Neulich war ich im Rathaus, bei der Amtseinführung von dem neuen OB. Ganz hinten hab' ich gestanden, quasi auf dem Flur. Weil das war der Platz fürs gemeine Volk wie mich, innendrin durften nur die ganz Wichtigen sitzen, die mit Amt und Würden und so.

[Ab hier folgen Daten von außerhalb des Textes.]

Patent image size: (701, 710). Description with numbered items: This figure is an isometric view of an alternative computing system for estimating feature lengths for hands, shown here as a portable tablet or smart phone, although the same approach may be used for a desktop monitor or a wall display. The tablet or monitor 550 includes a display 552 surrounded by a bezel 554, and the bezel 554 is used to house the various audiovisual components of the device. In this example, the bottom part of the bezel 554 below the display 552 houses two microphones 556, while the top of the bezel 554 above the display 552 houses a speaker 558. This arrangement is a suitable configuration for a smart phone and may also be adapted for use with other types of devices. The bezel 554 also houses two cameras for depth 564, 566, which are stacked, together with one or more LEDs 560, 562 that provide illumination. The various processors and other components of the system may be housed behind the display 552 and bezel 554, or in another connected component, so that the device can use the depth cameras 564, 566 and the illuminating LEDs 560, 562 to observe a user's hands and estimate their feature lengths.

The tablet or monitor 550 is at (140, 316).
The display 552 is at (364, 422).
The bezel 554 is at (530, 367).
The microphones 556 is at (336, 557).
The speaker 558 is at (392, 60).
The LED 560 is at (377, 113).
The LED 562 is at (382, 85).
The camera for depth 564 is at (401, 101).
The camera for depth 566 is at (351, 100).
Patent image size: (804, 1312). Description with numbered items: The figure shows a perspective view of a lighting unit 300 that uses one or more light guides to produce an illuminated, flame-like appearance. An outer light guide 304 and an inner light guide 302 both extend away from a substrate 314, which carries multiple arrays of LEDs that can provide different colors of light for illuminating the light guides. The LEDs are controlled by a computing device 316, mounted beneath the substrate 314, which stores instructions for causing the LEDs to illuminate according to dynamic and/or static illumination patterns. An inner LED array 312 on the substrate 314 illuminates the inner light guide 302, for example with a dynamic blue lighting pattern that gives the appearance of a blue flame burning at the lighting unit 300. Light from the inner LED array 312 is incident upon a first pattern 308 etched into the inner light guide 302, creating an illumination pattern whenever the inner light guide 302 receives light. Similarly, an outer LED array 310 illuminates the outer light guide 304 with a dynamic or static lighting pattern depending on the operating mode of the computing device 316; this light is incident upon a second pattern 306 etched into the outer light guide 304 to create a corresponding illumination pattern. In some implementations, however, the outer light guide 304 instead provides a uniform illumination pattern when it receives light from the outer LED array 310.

Trotz der großen Entfernung hab' ich genau gesehen, wie die Amtskette an dem Schröer seinem Hals geblitzt hat. Dieses Riesending aus Gold, mit dem Stadtsiegel drauf, wo der Jesus dem Petrus den Schlüssel überreicht. Nein, nicht den für die Stadtkasse - das würde sich ja gar nicht rentieren, die abzuschließen. Den fürs Stadttor. Damals machte man die Stadt nämlich für Durchreisende noch zu, statt ihnen Parkhäuser zu bauen, damit möglichst viele reinkommen. Egal. Jedenfalls war der Schröer ganz stolz. Er hat richtig so Würde ausgestrahlt. Obwohl ich immer befürchtet hab', das schwere Ding würde ihn so nach vorne ziehen, dass die große Kette am Ende noch am Boden schleift. Da wird die Würde schnell zur Bürde. Trotzdem hat der Holkenbrink nebenan ganz neidisch geguckt. Der hätte die bestimmt auch mal gerne getragen. Und den hätt's bestimmt nicht umgeschmissen, bei dem Widerlager. Nur: Was macht jetzt der Jensen? - Quatsch, nicht weil der so schmal ist. Packen würde der das wohl schon. Aber der trägt ja, wenn es sich vermeiden lässt, nicht mal 'nen Schlips. Da haben die alten 68er eh nie viel für übrig gehabt. Und jetzt noch so ein monumentales, spießiges Klunker-Ding von anno dazumal für um den Hals? Ich bin echt mal gespannt, wie er aus der Nummer rauskommt. Ob die Kette für die nächsten paar Jahre im Tresor verschwindet. Oder ob ihm die Chefin vom Protokoll einfach sagt, wann er das Teil zu tragen hat. Vielleicht lässt er sie im Rahmen der stärkeren Bürgerbeteiligung ja auch rotieren. Alle vier Wochen ein "Bürger des Monats", quasi als Repräsentant der Basis, der mit der Kette durch die Stadt läuft. Also, falls es das je geben sollte: Der Viezjupp stellt sich tapfer zur Verfügung.